Takeda Shingen was famous for gathering around him 24 excellent commanders, known as Twenty Four Generals of the Takeda. In 1573, when the film begins, many were already dead, so in this film we see only seven of them, including Takeda Nobukado. The most important character amongst them is Yamagata Masakage, the old man with red face. Two other real generals I managed to identify were Hara Masatane and Naito Masatoyo. Those are the three generals who at one moment cross their lances together, in an extremely powerful scene towards the end of the film.
Other than the scenario, which is excellent, as always in Kurosawa films, the great treasure of this film are the images. Samurai armies are impressive, battles are even better and the sequences of the dreams (or rather nightmares) are very powerful.
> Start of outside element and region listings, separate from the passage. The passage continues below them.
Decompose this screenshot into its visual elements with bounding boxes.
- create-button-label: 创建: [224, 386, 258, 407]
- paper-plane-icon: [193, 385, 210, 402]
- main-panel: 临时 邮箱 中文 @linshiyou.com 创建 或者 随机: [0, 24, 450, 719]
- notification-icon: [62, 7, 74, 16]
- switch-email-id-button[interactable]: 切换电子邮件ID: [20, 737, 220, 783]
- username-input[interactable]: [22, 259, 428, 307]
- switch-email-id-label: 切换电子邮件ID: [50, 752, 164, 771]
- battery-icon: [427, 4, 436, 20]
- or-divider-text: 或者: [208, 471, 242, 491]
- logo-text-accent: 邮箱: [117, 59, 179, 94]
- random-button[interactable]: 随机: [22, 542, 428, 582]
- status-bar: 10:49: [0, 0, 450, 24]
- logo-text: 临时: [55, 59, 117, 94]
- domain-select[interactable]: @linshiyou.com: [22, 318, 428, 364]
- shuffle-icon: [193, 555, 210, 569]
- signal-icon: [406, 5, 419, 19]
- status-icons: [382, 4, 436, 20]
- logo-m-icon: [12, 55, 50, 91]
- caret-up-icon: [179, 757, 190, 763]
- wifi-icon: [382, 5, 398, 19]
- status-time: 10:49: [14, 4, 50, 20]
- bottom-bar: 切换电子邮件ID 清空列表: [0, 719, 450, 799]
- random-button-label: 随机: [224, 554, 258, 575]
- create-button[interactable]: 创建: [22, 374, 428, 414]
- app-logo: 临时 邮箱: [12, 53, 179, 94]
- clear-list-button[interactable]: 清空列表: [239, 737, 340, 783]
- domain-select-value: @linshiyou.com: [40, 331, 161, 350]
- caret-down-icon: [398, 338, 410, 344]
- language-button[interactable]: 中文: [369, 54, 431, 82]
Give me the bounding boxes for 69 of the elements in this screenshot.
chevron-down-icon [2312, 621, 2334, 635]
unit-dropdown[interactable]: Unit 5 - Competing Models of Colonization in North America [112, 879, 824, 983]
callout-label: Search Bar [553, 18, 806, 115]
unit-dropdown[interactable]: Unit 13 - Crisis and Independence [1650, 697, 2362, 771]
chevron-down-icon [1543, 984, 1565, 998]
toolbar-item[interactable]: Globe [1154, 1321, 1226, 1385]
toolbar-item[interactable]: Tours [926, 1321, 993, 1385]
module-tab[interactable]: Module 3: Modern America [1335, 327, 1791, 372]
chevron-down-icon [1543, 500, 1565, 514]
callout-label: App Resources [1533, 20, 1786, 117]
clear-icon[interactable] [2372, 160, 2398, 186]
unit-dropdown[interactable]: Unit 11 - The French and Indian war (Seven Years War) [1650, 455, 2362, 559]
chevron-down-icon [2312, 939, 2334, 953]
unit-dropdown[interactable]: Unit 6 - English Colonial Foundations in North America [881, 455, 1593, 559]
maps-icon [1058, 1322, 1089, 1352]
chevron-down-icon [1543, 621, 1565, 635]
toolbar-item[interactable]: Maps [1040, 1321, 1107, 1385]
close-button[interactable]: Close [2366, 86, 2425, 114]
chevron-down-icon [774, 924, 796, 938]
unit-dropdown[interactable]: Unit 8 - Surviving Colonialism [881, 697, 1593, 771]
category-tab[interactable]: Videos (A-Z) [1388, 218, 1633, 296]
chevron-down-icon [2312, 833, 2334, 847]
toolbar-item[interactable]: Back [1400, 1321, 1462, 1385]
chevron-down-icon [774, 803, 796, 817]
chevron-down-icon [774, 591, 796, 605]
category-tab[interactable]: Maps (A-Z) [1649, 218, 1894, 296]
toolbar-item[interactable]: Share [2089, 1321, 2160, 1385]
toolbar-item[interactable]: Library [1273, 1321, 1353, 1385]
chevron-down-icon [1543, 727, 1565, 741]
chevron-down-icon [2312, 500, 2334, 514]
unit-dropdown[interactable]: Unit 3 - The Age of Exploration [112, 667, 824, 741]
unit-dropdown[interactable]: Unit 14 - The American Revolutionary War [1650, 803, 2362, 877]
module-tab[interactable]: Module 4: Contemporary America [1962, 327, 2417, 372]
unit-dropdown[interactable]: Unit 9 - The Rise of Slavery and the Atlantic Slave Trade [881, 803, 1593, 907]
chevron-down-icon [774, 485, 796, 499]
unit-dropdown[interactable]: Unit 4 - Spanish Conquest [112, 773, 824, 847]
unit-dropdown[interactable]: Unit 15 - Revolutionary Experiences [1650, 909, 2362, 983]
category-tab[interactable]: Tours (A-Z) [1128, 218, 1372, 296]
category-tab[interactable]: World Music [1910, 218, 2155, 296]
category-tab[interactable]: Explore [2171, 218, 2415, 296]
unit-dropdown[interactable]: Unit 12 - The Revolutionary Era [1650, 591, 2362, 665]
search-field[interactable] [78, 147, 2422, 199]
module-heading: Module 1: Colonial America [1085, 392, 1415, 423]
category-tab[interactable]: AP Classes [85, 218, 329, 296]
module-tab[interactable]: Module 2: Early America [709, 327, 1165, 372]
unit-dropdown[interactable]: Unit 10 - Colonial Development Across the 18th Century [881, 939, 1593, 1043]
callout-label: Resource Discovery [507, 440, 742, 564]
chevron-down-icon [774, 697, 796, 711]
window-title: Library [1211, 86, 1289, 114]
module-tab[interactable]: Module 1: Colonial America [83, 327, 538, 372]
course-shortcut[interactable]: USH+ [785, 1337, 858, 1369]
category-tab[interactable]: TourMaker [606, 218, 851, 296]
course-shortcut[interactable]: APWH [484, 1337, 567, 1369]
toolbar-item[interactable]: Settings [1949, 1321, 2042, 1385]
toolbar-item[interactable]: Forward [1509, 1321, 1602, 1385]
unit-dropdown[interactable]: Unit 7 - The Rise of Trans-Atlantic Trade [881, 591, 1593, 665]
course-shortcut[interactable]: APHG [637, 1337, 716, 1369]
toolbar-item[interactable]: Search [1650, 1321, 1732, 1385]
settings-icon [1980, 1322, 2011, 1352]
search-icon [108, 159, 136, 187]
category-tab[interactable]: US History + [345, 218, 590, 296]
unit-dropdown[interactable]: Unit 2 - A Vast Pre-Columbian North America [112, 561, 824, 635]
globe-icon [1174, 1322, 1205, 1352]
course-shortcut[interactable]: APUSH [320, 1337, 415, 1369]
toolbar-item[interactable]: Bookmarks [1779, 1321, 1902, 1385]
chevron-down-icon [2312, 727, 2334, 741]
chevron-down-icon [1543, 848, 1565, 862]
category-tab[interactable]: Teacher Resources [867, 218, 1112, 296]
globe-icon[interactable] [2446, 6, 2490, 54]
The final scenes of the great battle of Nagashino are of course a very beautiful thing from the artistic point of view, but the REAL battle was absolutely NOT such an one sided affair as it is pictured. Kurosawa needed to adapt this battle to obtain a Wagnerian finale and also there is no question that this battle ended with a great disaster for one of the sides - but still, in real history, things went VERY differently from what we see in "Kagemusha".
On another hand, the character of Oda Nobunaga is IMPRESSIVELY good! In this film he appears really as a warlord for whom thousands would be ready to rise, fight - and die.
The film doesn't say (sorry SPOILER coming) what would happen later to three of the most important characters, Takeda Nobukado, Takeda Katsuyori and little Takemaru (yes, here is the SPOILER - they survive to the final credits). And honestly I would advise you to NOT research this question before watching "Kagemusha". Do it after. Believe me, it is a good advice.
CONCLUSION: this film is a masterpiece; it lasts 3 hours but at the end you will only feel sorry that there is no more; a film to buy, watch, keep and re-watch. Enjoy!